Wednesday, February 14, 2007
Elliot at Claw of the Conciliator has listed me as one of the latest members of the Christian speculative-fiction tradition. I'm proud to be included in this group, which includes an impressive list of forbears. But I'm also amused by the idea of being part of a literary tradition, although I suppose everybody's part of some tradition. At any rate, being included in the same list as Philip K. Dick -- who evidently identified as Episcopalian, which I hadn't known -- and Connie Willis is just fine with me.
Okay, Elliot, here's a question for you, and a fun bit of bio-trivia: plenty of SF/F writers identify as Christian and write about faith in various forms, but how many have been converted partly by the process of writing SF/F?

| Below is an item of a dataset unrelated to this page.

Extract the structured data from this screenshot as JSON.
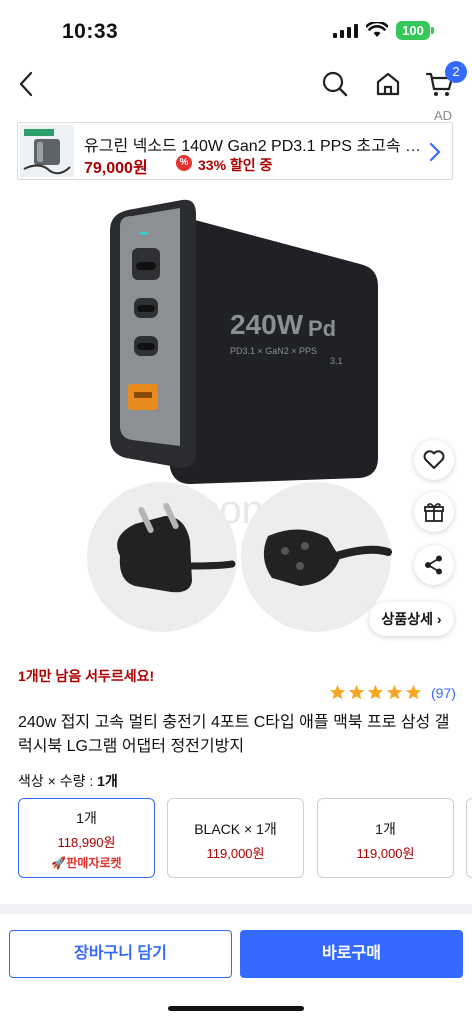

As I've said here several times before, reading Lewis and Tolkien when I was a kid probably got me started on the road to Christianity. Writing my doctoral dissertation, which for several years had me steeped in 19th-century Christian feminism (Stowe et. al.), inched me further along that road. But one of the really important moments in my conversion process came when, in 1994, I wrote "GI Jesus" while under the influence of a 103-degree fever. That novella's the final story in The Fate of Mice, and was a finalist for the World Fantasy Award. Writing it kicked my faith journey into much higher gear than it had been in before. (Some Christians who've read it have been deeply offended by it; others love it.)
I'd be really curious to know if other SF/F writers relatively new to faith have had similar experiences.